Karimojong women and children are sold as slaves in cattle markets and are forced into domestic servitude, sexual exploitation, cattle herding and begging.

Security companies in Kampala recruit Ugandans to work as security guards in Iraq where sometimes their travel documents and pay have been withheld as a means of coercing them into continued labour.

The report points out that human trafficking of Ugandan children for the forcible removal of body parts is widespread.

It adds that the so-called witchdoctors seek body parts of live victims for traditional medicinal concoctions commonly purchased to heal illness, foster economic advancement or hurt enemies.

According to the Police Annual Crime Report, 25 cases of ritual murder, where children were the main victims, were reported last year.

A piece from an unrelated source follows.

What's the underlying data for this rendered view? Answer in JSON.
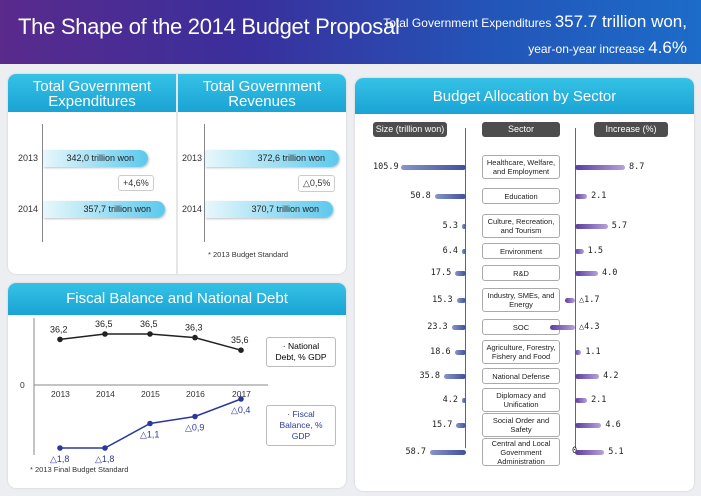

The report notes that Pakistani, Indian and Chinese workers are also trafficked to Uganda.
Children from the Democratic Republic of the Congo, Rwanda, Burundi, Kenya and Tanzania are trafficked to Uganda for agricultural labour and commercial sex.

The report adds that until August 2006, the LRA abducted children and adults in northern Uganda to serve as soldiers, sex slaves and porters.

“At least 711 people, mostly children, were abducted by the LRA between December 2007 and January 2009 in the Central African Republic, the DR Congo and southern Sudan,” the report notes.

The report adds that the Government does not fully comply with the minimum standards for the elimination of trafficking, though it is making significant efforts to do so.